Oocyte maturation defect (OMD) is a rare cause of female infertility characterized by the persistent arrest of oocytes at immature stages. While biallelic PATL2 variants have been associated with OMD, the underlying molecular mechanisms remain unclear. This study aimed to identify novel PATL2 variants in OMD patients and investigate their functional consequences using a Patl2 knockout (KO) mouse model.

Methods

We recruited two unrelated OMD patients and performed whole-exome sequencing (WES), followed by sanger validation of candidate variants. A CRISPR/Cas9-generated Patl2 KO mouse model was established, and transcriptomic profiling of oocytes from wild-type (WT) and Patl2−/− mice was conducted to identify differentially expressed genes (DEGs) and signaling pathways.

Results

We identified three PATL2 variants in the patients: a novel frameshift variant (c.99delA, p.Glu35fs), a novel synonymous variant (c.930G > A, p.K310K) confirmed by mini-gene assay to disrupt splicing and a recurrent splicing variant (c.223 − 14_223-2delCCCTCCTGTTCCA, p.R75Vfs*21).
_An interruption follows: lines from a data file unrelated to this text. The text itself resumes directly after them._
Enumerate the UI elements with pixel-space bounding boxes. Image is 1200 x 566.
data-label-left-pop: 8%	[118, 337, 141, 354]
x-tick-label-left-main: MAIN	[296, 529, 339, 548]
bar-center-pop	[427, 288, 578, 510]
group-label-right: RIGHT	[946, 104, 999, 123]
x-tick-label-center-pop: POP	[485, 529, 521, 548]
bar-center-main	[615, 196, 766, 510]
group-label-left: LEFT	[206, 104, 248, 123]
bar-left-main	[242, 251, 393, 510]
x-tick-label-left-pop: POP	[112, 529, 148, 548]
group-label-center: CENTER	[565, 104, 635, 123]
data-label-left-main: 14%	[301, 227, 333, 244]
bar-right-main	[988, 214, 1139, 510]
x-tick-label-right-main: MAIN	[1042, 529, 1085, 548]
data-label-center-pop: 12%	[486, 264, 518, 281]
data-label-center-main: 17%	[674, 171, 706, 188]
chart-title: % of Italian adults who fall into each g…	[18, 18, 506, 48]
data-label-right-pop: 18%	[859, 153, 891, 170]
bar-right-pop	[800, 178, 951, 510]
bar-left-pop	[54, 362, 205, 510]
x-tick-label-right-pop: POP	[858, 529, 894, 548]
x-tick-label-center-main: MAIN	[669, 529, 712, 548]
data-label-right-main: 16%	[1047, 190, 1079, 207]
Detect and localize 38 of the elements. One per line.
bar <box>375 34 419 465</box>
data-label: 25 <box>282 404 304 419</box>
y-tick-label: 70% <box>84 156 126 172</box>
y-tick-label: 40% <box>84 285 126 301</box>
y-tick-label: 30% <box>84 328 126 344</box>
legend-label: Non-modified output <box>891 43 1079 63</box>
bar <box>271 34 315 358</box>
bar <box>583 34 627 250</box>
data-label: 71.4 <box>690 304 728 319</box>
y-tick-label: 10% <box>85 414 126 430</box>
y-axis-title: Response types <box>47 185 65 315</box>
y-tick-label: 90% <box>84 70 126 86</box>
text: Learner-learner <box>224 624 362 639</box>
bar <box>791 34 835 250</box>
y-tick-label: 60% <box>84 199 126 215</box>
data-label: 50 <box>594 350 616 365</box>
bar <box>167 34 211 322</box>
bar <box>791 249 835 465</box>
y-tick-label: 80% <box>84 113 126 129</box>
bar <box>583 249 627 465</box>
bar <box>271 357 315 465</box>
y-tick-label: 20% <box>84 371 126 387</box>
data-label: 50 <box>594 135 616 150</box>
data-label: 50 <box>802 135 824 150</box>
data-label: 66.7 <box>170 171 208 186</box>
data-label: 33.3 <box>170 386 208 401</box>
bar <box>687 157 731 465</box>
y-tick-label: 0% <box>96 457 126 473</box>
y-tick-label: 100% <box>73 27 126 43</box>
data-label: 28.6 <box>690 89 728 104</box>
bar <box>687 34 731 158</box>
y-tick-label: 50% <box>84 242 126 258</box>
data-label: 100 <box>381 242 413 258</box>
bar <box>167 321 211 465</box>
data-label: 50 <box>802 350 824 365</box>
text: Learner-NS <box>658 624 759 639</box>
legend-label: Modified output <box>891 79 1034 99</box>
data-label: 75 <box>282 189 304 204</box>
Sequence variant analysis classified these variants as pathogenic/likely pathogenic according to the ACMG/AMP guidelines. Transcriptome sequencing of Patl2−/−oocytes revealed dysregulation of key follicular development genes (Zfp36, Cited1, Fgf8, Id1, Efna1/4). KEGG pathway analysis highlighted significant upregulation of the hypoxia-inducible factor-1(HIF-1) signaling pathway and transforming growth factor-beta(TGF-beta) signaling pathway and mitogen activated protein kinase (MAPK) signaling pathway, suggesting impaired oocyte energy metabolism and disrupted granulosa-oocyte communication.

Conclusion

We identified the first likely pathogenic synonymous PATL2 variant causing aberrant splicing and a novel frameshift variant in OMD, broadening the PATL2 mutational spectrum. These findings provide direct evidence for PATL2’s critical role in female reproduction, where it regulates mRNA expression of proteins essential for oocyte meiotic progression and early embryonic development.